The remaining factors are a wash. Weighing further against voluntariness, Johns had no previous experience with the criminal justice system. Cf. Price, 558 F.3d at 279; (see also 8/24/21 Tr. 4:17-5:5). Johns was also never advised of a right to refuse Detective Monte's entrance into her residence. See Price, 558 F.3d at 279 (citing Schneckloth, 412 U.S. at 227 (advising of right to refuse consent is one relevant factor)); (see also 5/14/21 Tr. 57:2-58:16; 8/24/21 Tr. 13:5-10). In favor of voluntariness are John's age (43), education (high school), and intelligence (good student). See Price, 558 F.3d at 278; (see also 8/24/21 Tr. 2:12-3:3). Furthermore, no physical punishment was involved and the duration of the encounter, from Johns' exit to Detective Monte's entrance, was relatively brief-less than 15 minutes. Detective Monte believed it took about five minutes after Johns exited for officers to enter the residence and secure Tyler, and another few minutes to conduct a protective sweep. (See 5/14/21 Tr. 19:23-20:13, 21:19-22). Johns also estimated they were outside for about ten minutes. (See 8/24/21 Tr. 19:14-21). We do not consider “the repetition or duration of the questioning, ” see Price, 558 F.3d at 278, as no questions about consent were ever asked.
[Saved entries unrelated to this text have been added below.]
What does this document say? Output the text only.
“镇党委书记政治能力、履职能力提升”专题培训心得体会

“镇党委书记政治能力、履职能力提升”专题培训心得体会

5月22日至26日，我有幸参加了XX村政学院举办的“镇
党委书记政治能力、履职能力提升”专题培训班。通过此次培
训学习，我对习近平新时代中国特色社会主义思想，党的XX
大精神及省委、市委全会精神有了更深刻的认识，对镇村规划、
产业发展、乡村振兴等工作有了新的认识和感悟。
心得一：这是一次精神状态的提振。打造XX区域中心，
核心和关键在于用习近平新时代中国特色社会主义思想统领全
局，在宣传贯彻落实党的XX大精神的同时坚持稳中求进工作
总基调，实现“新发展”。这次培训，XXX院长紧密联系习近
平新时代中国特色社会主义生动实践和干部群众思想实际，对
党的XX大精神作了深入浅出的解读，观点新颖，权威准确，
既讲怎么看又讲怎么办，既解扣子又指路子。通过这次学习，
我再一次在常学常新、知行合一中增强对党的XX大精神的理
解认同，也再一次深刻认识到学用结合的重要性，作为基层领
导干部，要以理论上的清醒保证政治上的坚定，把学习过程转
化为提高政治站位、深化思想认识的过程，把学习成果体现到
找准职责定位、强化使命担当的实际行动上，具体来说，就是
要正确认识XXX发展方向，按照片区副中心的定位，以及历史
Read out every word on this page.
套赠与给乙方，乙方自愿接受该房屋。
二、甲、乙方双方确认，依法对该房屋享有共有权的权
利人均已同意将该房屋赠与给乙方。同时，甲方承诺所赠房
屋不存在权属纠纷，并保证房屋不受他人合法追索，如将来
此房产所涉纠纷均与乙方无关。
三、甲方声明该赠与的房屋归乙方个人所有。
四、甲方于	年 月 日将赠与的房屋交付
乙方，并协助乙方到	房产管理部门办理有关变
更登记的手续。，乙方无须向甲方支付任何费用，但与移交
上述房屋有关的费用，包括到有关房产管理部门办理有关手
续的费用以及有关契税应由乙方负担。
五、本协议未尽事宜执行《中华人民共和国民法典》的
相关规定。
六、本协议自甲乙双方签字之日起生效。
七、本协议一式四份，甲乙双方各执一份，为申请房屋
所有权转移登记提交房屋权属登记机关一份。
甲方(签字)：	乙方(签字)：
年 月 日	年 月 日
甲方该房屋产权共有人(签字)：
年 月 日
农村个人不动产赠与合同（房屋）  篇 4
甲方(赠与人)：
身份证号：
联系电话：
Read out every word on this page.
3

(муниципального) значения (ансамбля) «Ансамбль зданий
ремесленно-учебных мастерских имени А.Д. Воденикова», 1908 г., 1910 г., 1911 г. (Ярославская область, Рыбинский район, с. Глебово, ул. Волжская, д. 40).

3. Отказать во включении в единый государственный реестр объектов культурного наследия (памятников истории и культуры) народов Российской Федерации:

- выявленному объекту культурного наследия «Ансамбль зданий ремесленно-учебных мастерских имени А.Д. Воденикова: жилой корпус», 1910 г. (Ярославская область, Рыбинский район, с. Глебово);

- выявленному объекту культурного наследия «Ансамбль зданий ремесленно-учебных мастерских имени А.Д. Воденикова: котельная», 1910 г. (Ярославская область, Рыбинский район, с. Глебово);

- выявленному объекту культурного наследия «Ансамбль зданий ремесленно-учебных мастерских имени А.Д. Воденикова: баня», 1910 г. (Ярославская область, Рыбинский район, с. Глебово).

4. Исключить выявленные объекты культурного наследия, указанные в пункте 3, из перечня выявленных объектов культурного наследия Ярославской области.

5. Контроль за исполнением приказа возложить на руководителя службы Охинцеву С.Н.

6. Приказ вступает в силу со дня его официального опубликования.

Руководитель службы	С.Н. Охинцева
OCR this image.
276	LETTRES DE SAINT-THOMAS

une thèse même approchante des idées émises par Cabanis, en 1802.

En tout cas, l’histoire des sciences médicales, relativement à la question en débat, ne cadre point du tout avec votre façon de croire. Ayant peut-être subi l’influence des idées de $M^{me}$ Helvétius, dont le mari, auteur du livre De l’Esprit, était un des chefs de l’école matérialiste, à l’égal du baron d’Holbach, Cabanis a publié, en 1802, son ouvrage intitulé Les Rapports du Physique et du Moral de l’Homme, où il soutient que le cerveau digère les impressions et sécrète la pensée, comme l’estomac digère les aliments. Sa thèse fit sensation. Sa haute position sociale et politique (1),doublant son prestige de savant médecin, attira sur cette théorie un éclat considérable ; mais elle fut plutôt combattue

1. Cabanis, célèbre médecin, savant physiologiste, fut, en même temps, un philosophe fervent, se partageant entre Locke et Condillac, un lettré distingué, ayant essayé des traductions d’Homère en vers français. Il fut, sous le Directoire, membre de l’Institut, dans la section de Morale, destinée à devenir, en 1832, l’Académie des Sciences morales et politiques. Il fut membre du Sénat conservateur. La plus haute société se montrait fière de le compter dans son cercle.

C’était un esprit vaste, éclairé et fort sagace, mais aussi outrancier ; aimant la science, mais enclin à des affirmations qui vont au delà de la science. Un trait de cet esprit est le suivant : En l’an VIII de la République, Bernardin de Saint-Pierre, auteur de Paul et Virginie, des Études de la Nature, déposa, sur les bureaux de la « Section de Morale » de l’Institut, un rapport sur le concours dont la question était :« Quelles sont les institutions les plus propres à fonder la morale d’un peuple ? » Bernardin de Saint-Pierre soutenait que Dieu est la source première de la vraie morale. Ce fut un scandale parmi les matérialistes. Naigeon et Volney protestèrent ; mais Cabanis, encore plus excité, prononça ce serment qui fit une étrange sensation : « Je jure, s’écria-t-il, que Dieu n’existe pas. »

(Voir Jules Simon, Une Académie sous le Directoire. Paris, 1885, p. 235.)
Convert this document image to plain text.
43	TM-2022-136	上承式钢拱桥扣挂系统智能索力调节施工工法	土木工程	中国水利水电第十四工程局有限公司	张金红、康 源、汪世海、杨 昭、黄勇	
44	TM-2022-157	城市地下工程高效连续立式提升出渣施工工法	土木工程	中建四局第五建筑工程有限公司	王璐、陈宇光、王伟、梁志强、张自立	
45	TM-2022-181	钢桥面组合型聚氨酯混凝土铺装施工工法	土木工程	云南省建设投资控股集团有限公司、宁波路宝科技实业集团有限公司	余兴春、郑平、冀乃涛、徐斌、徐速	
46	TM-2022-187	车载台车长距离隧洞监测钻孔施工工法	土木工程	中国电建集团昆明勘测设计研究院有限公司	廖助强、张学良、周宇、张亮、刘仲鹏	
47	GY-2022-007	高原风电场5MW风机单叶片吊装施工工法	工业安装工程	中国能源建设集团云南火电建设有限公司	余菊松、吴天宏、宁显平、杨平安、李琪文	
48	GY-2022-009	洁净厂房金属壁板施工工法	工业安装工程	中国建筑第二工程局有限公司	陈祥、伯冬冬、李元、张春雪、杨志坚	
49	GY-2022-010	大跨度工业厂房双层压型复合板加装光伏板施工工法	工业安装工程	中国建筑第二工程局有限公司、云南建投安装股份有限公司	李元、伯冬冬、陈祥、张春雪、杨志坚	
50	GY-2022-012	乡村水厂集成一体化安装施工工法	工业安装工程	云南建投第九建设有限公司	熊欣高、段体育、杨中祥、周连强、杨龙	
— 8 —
Based on the totality of circumstances, we find that the government has failed to prove by a preponderance of the evidence that Johns voluntarily consented to Detective Monte's entrance into her residence. See Morales, 861 F.2d at 399 (citing Matlock, 415 U.S. at 171). Indeed, Johns did not consent at all. Johns' lack of consent renders Detective Monte's entrance into the residence and the resulting search unreasonable. See Schneckloth, 412 U.S. at 233. We find no basis to apply the independent-source doctrine, see Segura v. United States, 468 U.S. 796, 814 (1984), because the government concedes that Detective Monte's detection of marijuana immediately upon entry was the sole basis for probable cause to search the residence, (see Doc. 53 at 12). Evidence derived from the search of 611 Mulberry Street therefore constitutes “fruit of the poisonous tree, ” and will be suppressed. See United States v. Davis, 383 Fed.Appx. 172, 175 (3d Cir. 2010) (nonprecedential) (quoting Wong Sun v. United States, 371 U.S. 471, 488 (1963)).
IV. Conclusion
We will grant Tyler's motion (Doc. 38) to suppress evidence because an illegal search formed the factual basis for the warrant for 611 Mulberry Street. We will therefore suppress the evidence seized from the residence. An appropriate order shall issue.